The way we dress to exude power is also an important element. She says the ways in which we dress professionally can set us apart if we’re willing to take the risk.
“Often, I think you see people try to dress like somebody else,” she says. “Because you look different than other people, you draw attention to yourself. If what you’re wearing is fitted to you and is flattering, you’re off to the races.”
Buying a well-tailored suit, for example, sets a man apart from others who simply buy it off the rack.
“That makes a big difference because it demonstrates that you care how you look,” she says.
Before appearance of power can be solidified, Ann says knowing yourself is important in gaining the total package of power.
“I have all my students and some of the executives I coach take a personality test,” she says. “Having your strengths confirmed can give you a little bit more confidence to go into meetings, to go out into the world, and know what it is you’re good at.”
Once the ingredients of dress, body language, and self-confidence are mixed, the way we then conduct ourselves comes together in a powerful and convincing way.
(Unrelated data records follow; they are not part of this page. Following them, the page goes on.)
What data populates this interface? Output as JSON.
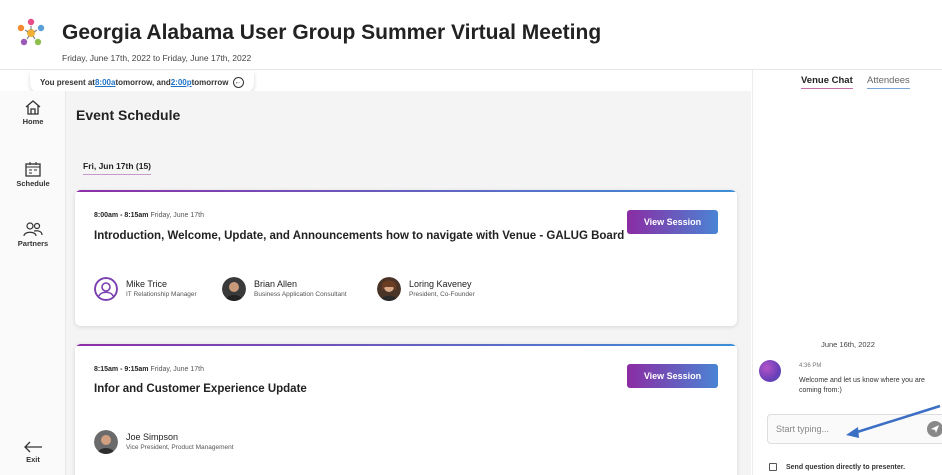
{
  "header": {
    "title": "Georgia Alabama User Group Summer Virtual Meeting",
    "dates": "Friday, June 17th, 2022 to Friday, June 17th, 2022"
  },
  "present": {
    "prefix": "You present at ",
    "time1": "8:00a",
    "mid": " tomorrow, and ",
    "time2": "2:00p",
    "suffix": " tomorrow"
  },
  "sidebar": {
    "items": [
      {
        "label": "Home",
        "icon": "home-icon"
      },
      {
        "label": "Schedule",
        "icon": "calendar-icon"
      },
      {
        "label": "Partners",
        "icon": "people-icon"
      }
    ],
    "exit_label": "Exit"
  },
  "main": {
    "section_title": "Event Schedule",
    "day_label": "Fri, Jun 17th (15)",
    "sessions": [
      {
        "time": "8:00am - 8:15am",
        "date": "Friday, June 17th",
        "title": "Introduction, Welcome, Update, and Announcements how to navigate with Venue - GALUG Board",
        "button": "View Session",
        "speakers": [
          {
            "name": "Mike Trice",
            "role": "IT Relationship Manager"
          },
          {
            "name": "Brian Allen",
            "role": "Business Application Consultant"
          },
          {
            "name": "Loring Kaveney",
            "role": "President, Co-Founder"
          }
        ]
      },
      {
        "time": "8:15am - 9:15am",
        "date": "Friday, June 17th",
        "title": "Infor and Customer Experience Update",
        "button": "View Session",
        "speakers": [
          {
            "name": "Joe Simpson",
            "role": "Vice President, Product Management"
          }
        ]
      }
    ]
  },
  "chat": {
    "tabs": [
      "Venue Chat",
      "Attendees"
    ],
    "date": "June 16th, 2022",
    "message": {
      "time": "4:36 PM",
      "text": "Welcome and let us know where you are coming from:)"
    },
    "placeholder": "Start typing...",
    "send_question_label": "Send question directly to presenter."
  },
  "colors": {
    "accent_purple": "#8b2ca4",
    "accent_blue": "#4a84d4",
    "link": "#1d73c9",
    "annotation_arrow": "#3b6fc4"
  }
}
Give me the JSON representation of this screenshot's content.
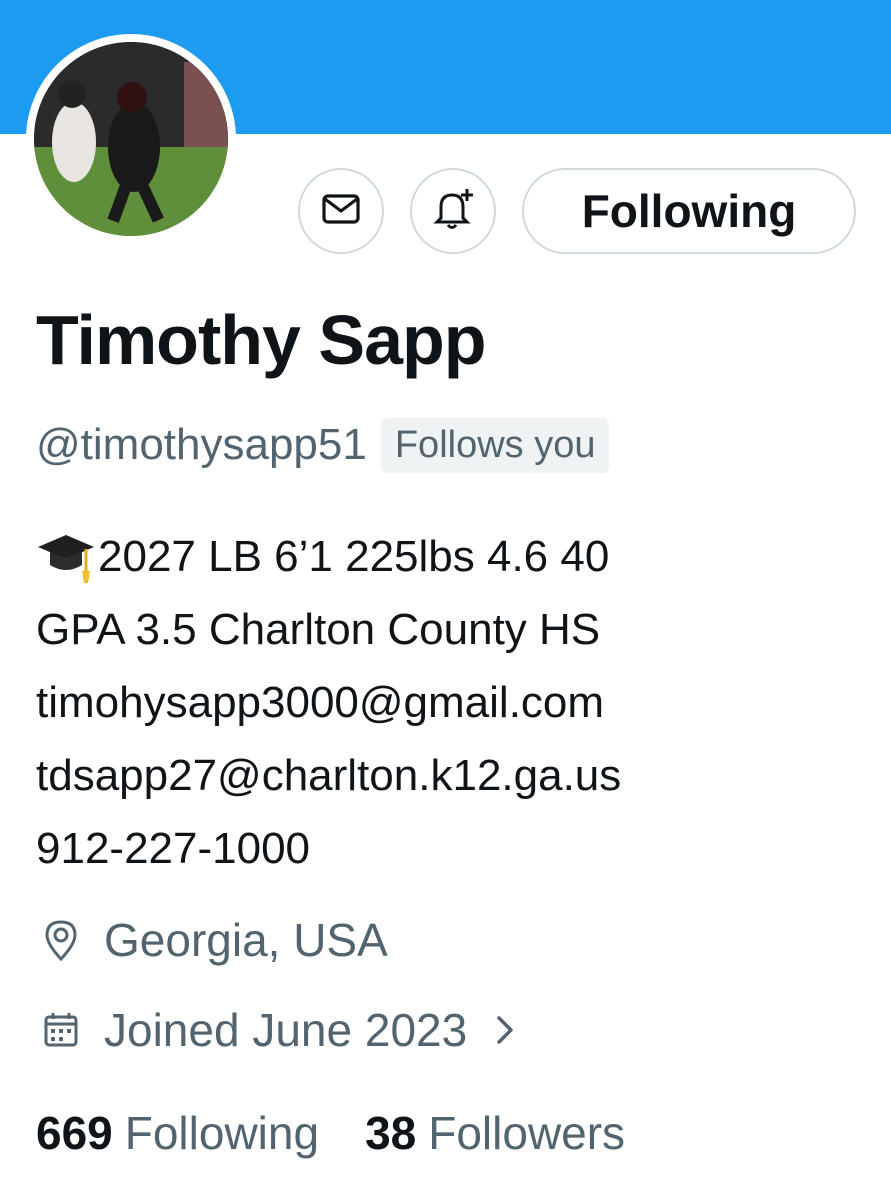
{
  "profile": {
    "name": "Timothy Sapp",
    "handle": "@timothysapp51",
    "follows_you_badge": "Follows you",
    "follow_button_label": "Following",
    "bio": [
      "2027 LB 6’1 225lbs 4.6 40",
      "GPA 3.5 Charlton County HS",
      "timohysapp3000@gmail.com",
      "tdsapp27@charlton.k12.ga.us",
      "912-227-1000"
    ],
    "bio_emoji_icon": "graduation-cap-icon",
    "location": "Georgia, USA",
    "joined": "Joined June 2023",
    "following_count": "669",
    "following_label": "Following",
    "followers_count": "38",
    "followers_label": "Followers"
  },
  "icons": {
    "message": "mail-icon",
    "notify": "bell-plus-icon",
    "location": "location-pin-icon",
    "calendar": "calendar-icon",
    "chevron": "chevron-right-icon"
  },
  "colors": {
    "banner": "#1d9bf0",
    "text_primary": "#0f1419",
    "text_secondary": "#536471",
    "border": "#cfd9de"
  }
}
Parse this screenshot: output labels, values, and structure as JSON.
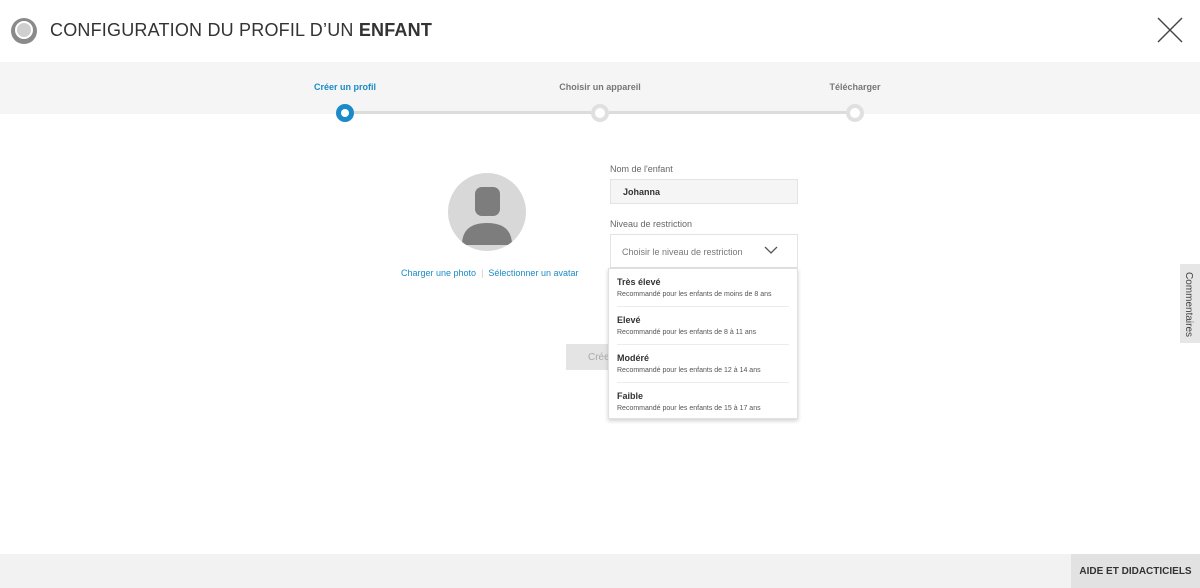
{
  "header": {
    "title_prefix": "CONFIGURATION DU PROFIL D’UN ",
    "title_bold": "ENFANT",
    "logo_icon": "profile-logo-icon",
    "close_icon": "close-icon"
  },
  "stepper": {
    "steps": [
      {
        "label": "Créer un profil",
        "state": "active"
      },
      {
        "label": "Choisir un appareil",
        "state": "inactive"
      },
      {
        "label": "Télécharger",
        "state": "inactive"
      }
    ],
    "accent_color": "#1a8bc8"
  },
  "avatar": {
    "upload_link": "Charger une photo",
    "select_link": "Sélectionner un avatar"
  },
  "form": {
    "name_label": "Nom de l'enfant",
    "name_value": "Johanna",
    "restriction_label": "Niveau de restriction",
    "restriction_placeholder": "Choisir le niveau de restriction",
    "create_button_visible": "Crée"
  },
  "dropdown": {
    "options": [
      {
        "title": "Très élevé",
        "desc": "Recommandé pour les enfants de moins de 8 ans"
      },
      {
        "title": "Elevé",
        "desc": "Recommandé pour les enfants de 8 à 11 ans"
      },
      {
        "title": "Modéré",
        "desc": "Recommandé pour les enfants de 12 à 14 ans"
      },
      {
        "title": "Faible",
        "desc": "Recommandé pour les enfants de 15 à 17 ans"
      }
    ]
  },
  "feedback": {
    "label": "Commentaires"
  },
  "footer": {
    "help_button": "AIDE ET DIDACTICIELS"
  }
}
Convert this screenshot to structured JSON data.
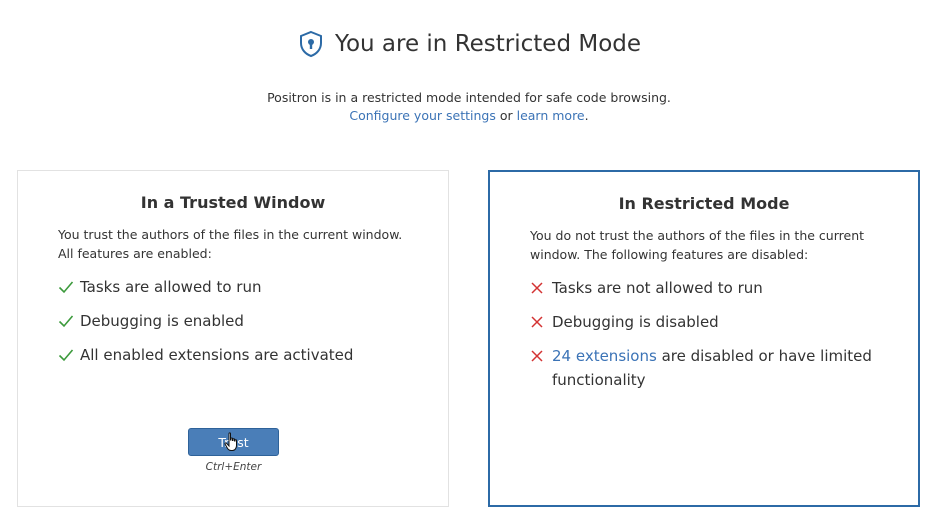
{
  "header": {
    "title": "You are in Restricted Mode",
    "icon": "shield-keyhole-icon"
  },
  "subtitle": {
    "text": "Positron is in a restricted mode intended for safe code browsing.",
    "link_settings": "Configure your settings",
    "connector": "or",
    "link_learn": "learn more",
    "period": "."
  },
  "trusted": {
    "title": "In a Trusted Window",
    "description": "You trust the authors of the files in the current window. All features are enabled:",
    "features": [
      {
        "text": "Tasks are allowed to run"
      },
      {
        "text": "Debugging is enabled"
      },
      {
        "text": "All enabled extensions are activated"
      }
    ],
    "button_label": "Trust",
    "shortcut": "Ctrl+Enter"
  },
  "restricted": {
    "title": "In Restricted Mode",
    "description": "You do not trust the authors of the files in the current window. The following features are disabled:",
    "features": [
      {
        "text": "Tasks are not allowed to run"
      },
      {
        "text": "Debugging is disabled"
      },
      {
        "link": "24 extensions",
        "text": " are disabled or have limited functionality"
      }
    ]
  },
  "colors": {
    "accent": "#2c6aa6",
    "link": "#3b73b6",
    "check": "#3c9a3c",
    "cross": "#d33333",
    "button": "#4a7eb8"
  }
}
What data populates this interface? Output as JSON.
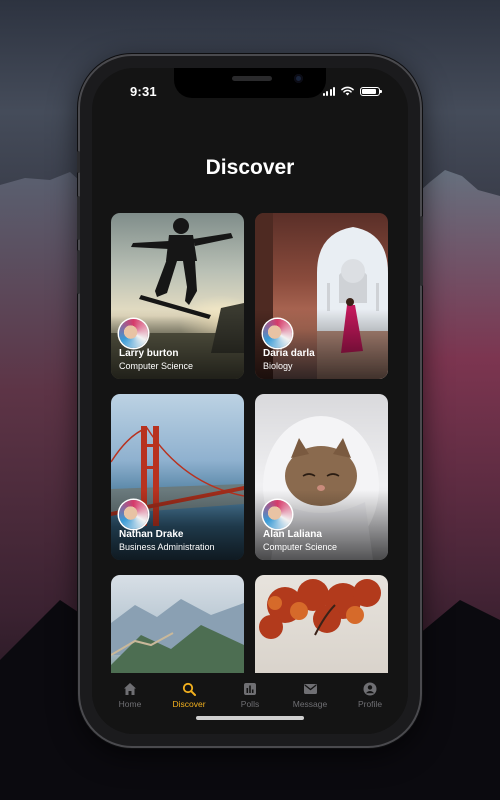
{
  "status_bar": {
    "time": "9:31"
  },
  "page": {
    "title": "Discover"
  },
  "cards": [
    {
      "name": "Larry burton",
      "subtitle": "Computer Science"
    },
    {
      "name": "Daria darla",
      "subtitle": "Biology"
    },
    {
      "name": "Nathan Drake",
      "subtitle": "Business Administration"
    },
    {
      "name": "Alan Laliana",
      "subtitle": "Computer Science"
    },
    {
      "name": "",
      "subtitle": ""
    },
    {
      "name": "",
      "subtitle": ""
    }
  ],
  "tabs": [
    {
      "label": "Home",
      "icon": "home-icon"
    },
    {
      "label": "Discover",
      "icon": "search-icon",
      "active": true
    },
    {
      "label": "Polls",
      "icon": "bar-chart-icon"
    },
    {
      "label": "Message",
      "icon": "mail-icon"
    },
    {
      "label": "Profile",
      "icon": "user-circle-icon"
    }
  ],
  "colors": {
    "accent": "#f2b01e",
    "tab_inactive": "#6f6f73",
    "screen_bg": "#141414"
  }
}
Follow these tips and tricks to both feel and look more confident.
Do stand with conviction. Lean into people when you’re talking to drive your points home. Keep your shoulders broad and strong. Avoid being too intimidating, but make direct eye contact.
Do take up as much room as possible. When sitting, avoid slouching, and lean back to appear in control and calm. When standing, keep your back straight and your hands on your hips or at your side.
Don’t slouch or slump. Keeping your hands near your body gives the impression you’re nervous or uncomfortable. Avoid playing with your hair or fidgeting with your hands.